Supported Active Directory integration features

This is where you'll find information about supported Active Directory (AD) integration features and functionality.

Data import and user authentication

This table lists the supported data import and user authentication features that are available with AD integrations.

Feature	Description
Delegated Authentication	Ability to authenticate user credentials through AD for access into Okta. Refer to Enable delegated authentication for LDAP.
Just-In-Time (JIT) Authentication	Ability to authenticate user credentials through AD for access into Okta and update group memberships and profile info before access. Refer to Add and update users with Active Directory Just-In-Time provisioning.
Instance-level Delegated Authentication	Ability to delegate authentication on a per AD-instance level to support more granular authentication scenarios. Refer to Enable delegated authentication for LDAP and Configure Active Directory provisioning settings.
Import from Directory	Ability to import user and group details from the directory into Okta. AD supports both full import (full data import) and incremental import (only import changes since last import). Refer to Configure Active Directory import and account settings.
Import filter - OU/container selection	Ability to filter users and groups by specifying an LDAP filter and selecting OUs. Refer to Configure Active Directory import and account settings.
Provision to Directory	Ability to provision user and group details down to AD. AD supports pushing users, password, and groups down to AD from Okta. Refer to Configure Active Directory provisioning settings.

This table lists the supported password policies that are available with AD integrations.

Feature	Description
Minimum Length	Refer to Sign-on policies.
Complexity Requirements	Refer to Sign-on policies.
Common Password Check	Refer to Sign-on policies.
Enforce password history for last < X > passwords	Refer to Sign-on policies.
Password expires after < X > days	Refer to Sign-on policies.
Prompt user < X > days before password expires	Refer to Sign-on policies.
Lock out user after < X > unsuccessful attempts	Refer to Sign-on policies.
Lock out user after < X number of > minutes	Refer to Sign-on policies.
Show lock out failures	Refer to Sign-on policies.
Send lock out email to user	Refer to Sign-on policies.
Password Soft Lock	Ability to lock the Okta account of AD-sourced users through password policies, without triggering a lock of the user's AD account. Refer to How does the password policy soft-lock functionality work, and Password policies.
Self-Service Password Reset	Ability to reset AD password through Okta. Refer to Manage self-service password reset.
Password Synchronization	Ability to sync AD and Okta password. Refer to Synchronize passwords from Okta to Active Directory.

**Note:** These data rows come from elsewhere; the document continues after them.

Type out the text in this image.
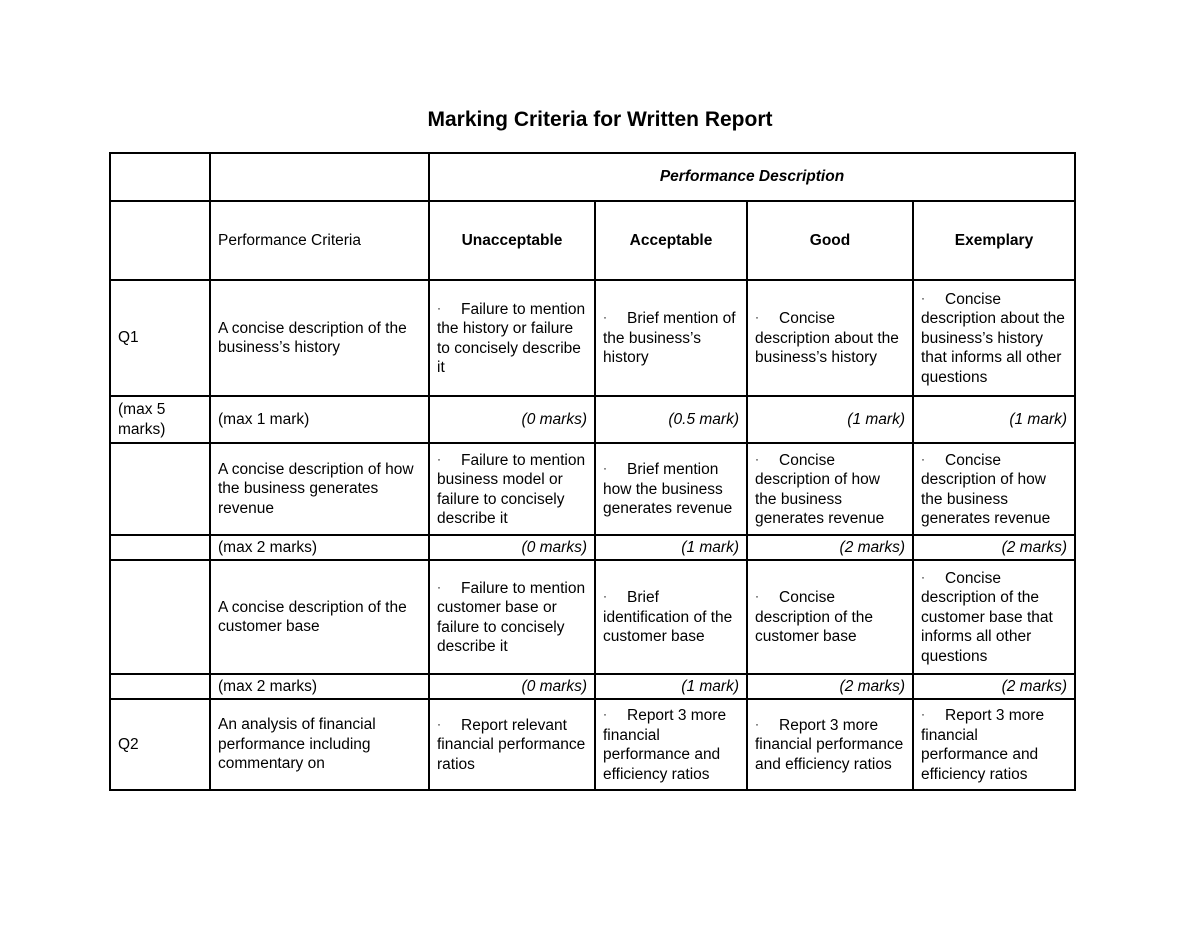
Marking Criteria for Written Report
		Performance Description			
	Performance Criteria	Unacceptable	Acceptable	Good	Exemplary
Q1	A concise description of the business’s history	· Failure to mention the history or failure to concisely describe it	· Brief mention of the business’s history	· Concise description about the business’s history	· Concise description about the business’s history that informs all other questions
(max 5 marks)	(max 1 mark)	(0 marks)	(0.5 mark)	(1 mark)	(1 mark)
	A concise description of how the business generates revenue	· Failure to mention business model or failure to concisely describe it	· Brief mention how the business generates revenue	· Concise description of how the business generates revenue	· Concise description of how the business generates revenue
	(max 2 marks)	(0 marks)	(1 mark)	(2 marks)	(2 marks)
	A concise description of the customer base	· Failure to mention customer base or failure to concisely describe it	· Brief identification of the customer base	· Concise description of the customer base	· Concise description of the customer base that informs all other questions
	(max 2 marks)	(0 marks)	(1 mark)	(2 marks)	(2 marks)
Q2	An analysis of financial performance including commentary on	· Report relevant financial performance ratios	· Report 3 more financial performance and efficiency ratios	· Report 3 more financial performance and efficiency ratios	· Report 3 more financial performance and efficiency ratios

This table lists the supported password reset options that are available with AD integrations.

Feature	Description
Self-service recovery options: Email	Ability to reset the password through email. Refer to About self-service registration.
Self-service recovery options: SMS	Ability to reset the password through text message. Refer to About self-service registration.
Self-service recovery options: Voice Call	Ability to reset the password through a code sent through voice call. Refer to Manage users. You can also refer to About self-service registration.
Reset, Unlock recovery emails are valid for < X > minutes	Ability to configure how long recovery email tokens are valid. Refer to About self-service registration.
Additional self-service recovery option: Secret questions	Ability to reset the password through security questions. Refer to About self-service registration.

This table lists the supported infrastructure features that are available with AD integrations.

Feature	Description
Multiple agent polling threads	Ability to increase polling threads on the agent. Increases how many requests the agent can handle per second per thread. Refer to Change the number of Okta Active Directory agent threads.